The idea was epic — so epic it couldn’t possibly make sense to write it.
Yet, the idea continued to come back to him. The characters stayed with him. He had to make his return to books.
This time, he decided, he would create something as big as his imagination could make it. It would have hundreds of characters, because that is what the real world is like. It would have dragons and direwolves and yet be uniquely human and dark.
Ultimately George R. R. Martin decided to write the he wanted to write, not the one he thought would be made into a TV show or a movie.
And it was that decision — the decision not to create a TV show — that ironically lead to the creation of one of the most popular TV shows in the world right now.

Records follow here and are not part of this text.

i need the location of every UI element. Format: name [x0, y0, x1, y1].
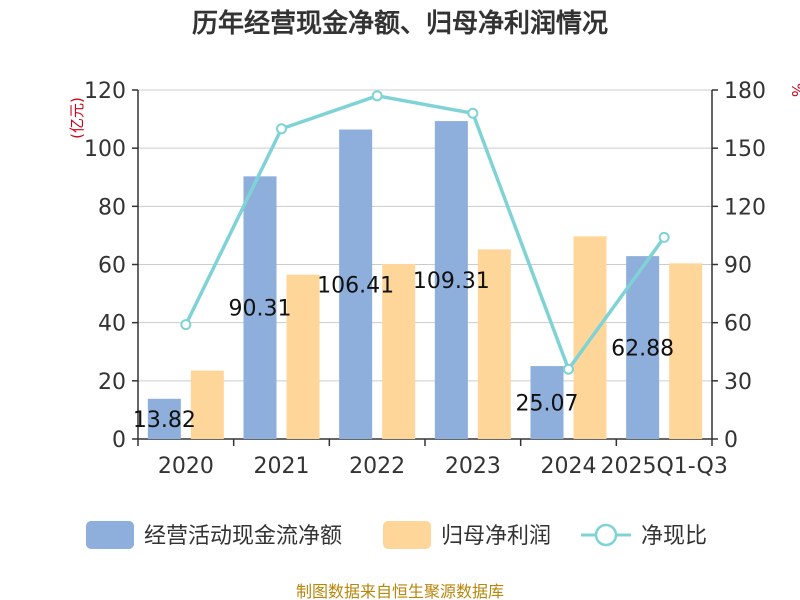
right-tick-label: 90: [724, 254, 752, 279]
bar-net-profit: [286, 274, 320, 439]
bar-cashflow: [626, 256, 660, 439]
grid: [138, 89, 712, 440]
left-axis-unit: (亿元): [68, 97, 86, 139]
right-axis-unit: %: [788, 83, 800, 97]
chart-title: 历年经营现金净额、归母净利润情况: [192, 8, 608, 39]
axes: (亿元) % 0 20 40 60 80 100 120 0 30 60 90 120 150 180 20…: [68, 79, 800, 479]
left-tick-label: 100: [84, 137, 126, 162]
source-note: 制图数据来自恒生聚源数据库: [296, 582, 504, 600]
data-label: 106.41: [317, 273, 394, 298]
left-tick-label: 0: [112, 428, 126, 453]
left-tick-label: 80: [98, 195, 126, 220]
bar-net-profit: [477, 249, 511, 439]
data-label: 109.31: [413, 269, 490, 294]
line-point: [563, 363, 574, 375]
line-ratio: [184, 94, 666, 373]
bar-net-profit: [382, 263, 416, 439]
x-tick-label: 2022: [349, 454, 405, 479]
line-point: [658, 231, 670, 243]
x-tick-label: 2020: [158, 454, 214, 479]
line-point: [467, 107, 479, 119]
left-tick-label: 40: [98, 312, 126, 337]
data-label: 13.82: [133, 408, 196, 433]
line-point: [371, 90, 383, 102]
x-tick-label: 2021: [254, 454, 310, 479]
x-tick-label: 2024: [541, 454, 597, 479]
bar-net-profit: [190, 370, 224, 439]
data-labels: 13.82 90.31 106.41 109.31 25.07 62.88: [133, 269, 674, 433]
bar-cashflow: [339, 129, 373, 440]
legend-label: 归母净利润: [441, 524, 551, 549]
line-series: [180, 90, 670, 375]
right-tick-label: 120: [724, 195, 766, 220]
bar-cashflow: [243, 176, 277, 439]
legend-swatch-cashflow: [86, 521, 134, 549]
right-tick-label: 30: [724, 370, 752, 395]
data-label: 62.88: [611, 337, 674, 362]
line-point: [180, 319, 192, 331]
legend: 经营活动现金流净额 归母净利润 净现比: [86, 521, 707, 549]
bar-cashflow: [147, 398, 181, 439]
line-point: [276, 123, 287, 135]
data-label: 90.31: [229, 297, 292, 322]
data-label: 25.07: [516, 392, 579, 417]
legend-label: 经营活动现金流净额: [144, 524, 342, 549]
x-tick-label: 2023: [445, 454, 501, 479]
bar-cashflow: [530, 366, 564, 439]
legend-marker: [594, 523, 618, 547]
right-tick-label: 0: [724, 428, 738, 453]
right-tick-label: 180: [724, 79, 766, 104]
left-tick-label: 120: [84, 79, 126, 104]
left-tick-label: 20: [98, 370, 126, 395]
right-tick-label: 60: [724, 312, 752, 337]
x-tick-label: 2025Q1-Q3: [600, 454, 727, 479]
bar-net-profit: [669, 263, 703, 439]
right-tick-label: 150: [724, 137, 766, 162]
left-tick-label: 60: [98, 254, 126, 279]
legend-label: 净现比: [641, 524, 707, 549]
legend-swatch-net-profit: [383, 521, 431, 549]
bar-cashflow: [434, 121, 468, 439]
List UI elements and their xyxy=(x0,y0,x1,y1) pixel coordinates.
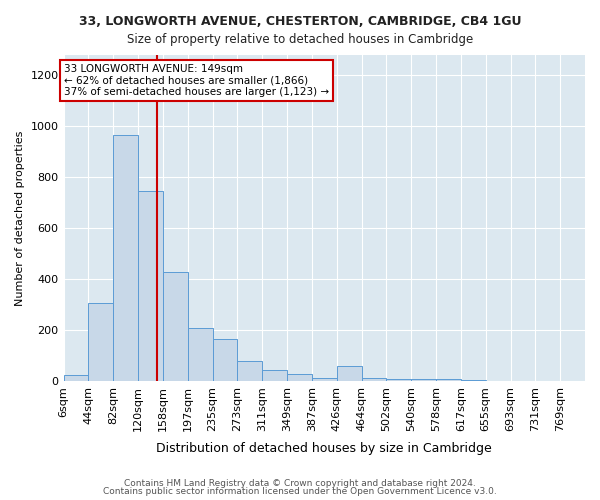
Bar xyxy=(436,380,461,381)
Bar xyxy=(212,339,238,381)
Bar xyxy=(88,302,113,381)
Bar xyxy=(386,379,411,381)
X-axis label: Distribution of detached houses by size in Cambridge: Distribution of detached houses by size … xyxy=(157,442,492,455)
Bar xyxy=(262,370,287,381)
Bar xyxy=(535,380,560,381)
Bar xyxy=(362,378,386,381)
Text: 33 LONGWORTH AVENUE: 149sqm
← 62% of detached houses are smaller (1,866)
37% of : 33 LONGWORTH AVENUE: 149sqm ← 62% of det… xyxy=(64,64,329,97)
Bar xyxy=(163,272,188,381)
Bar xyxy=(461,380,485,381)
Bar xyxy=(64,376,88,381)
Bar xyxy=(238,360,262,381)
Bar xyxy=(312,378,337,381)
Bar xyxy=(188,328,212,381)
Y-axis label: Number of detached properties: Number of detached properties xyxy=(15,130,25,306)
Bar xyxy=(287,374,312,381)
Text: Contains HM Land Registry data © Crown copyright and database right 2024.: Contains HM Land Registry data © Crown c… xyxy=(124,478,476,488)
Text: Size of property relative to detached houses in Cambridge: Size of property relative to detached ho… xyxy=(127,32,473,46)
Text: Contains public sector information licensed under the Open Government Licence v3: Contains public sector information licen… xyxy=(103,487,497,496)
Bar xyxy=(113,135,138,381)
Bar xyxy=(138,190,163,381)
Text: 33, LONGWORTH AVENUE, CHESTERTON, CAMBRIDGE, CB4 1GU: 33, LONGWORTH AVENUE, CHESTERTON, CAMBRI… xyxy=(79,15,521,28)
Bar xyxy=(337,366,362,381)
Bar xyxy=(485,380,511,381)
Bar xyxy=(411,379,436,381)
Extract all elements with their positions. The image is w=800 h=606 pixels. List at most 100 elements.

Martin’s fantasy series, A Song of Fire and Ice, which is better known by the TV show title, Game of Thrones, is enormously successful. The books have all become New York Times bestsellers. The TV show has gone on to spur a cultural phenomenon.
All this success because George R. R. Martin decided to write the book he wanted to write, the book he had to write, not the book he thought would get sold or optioned.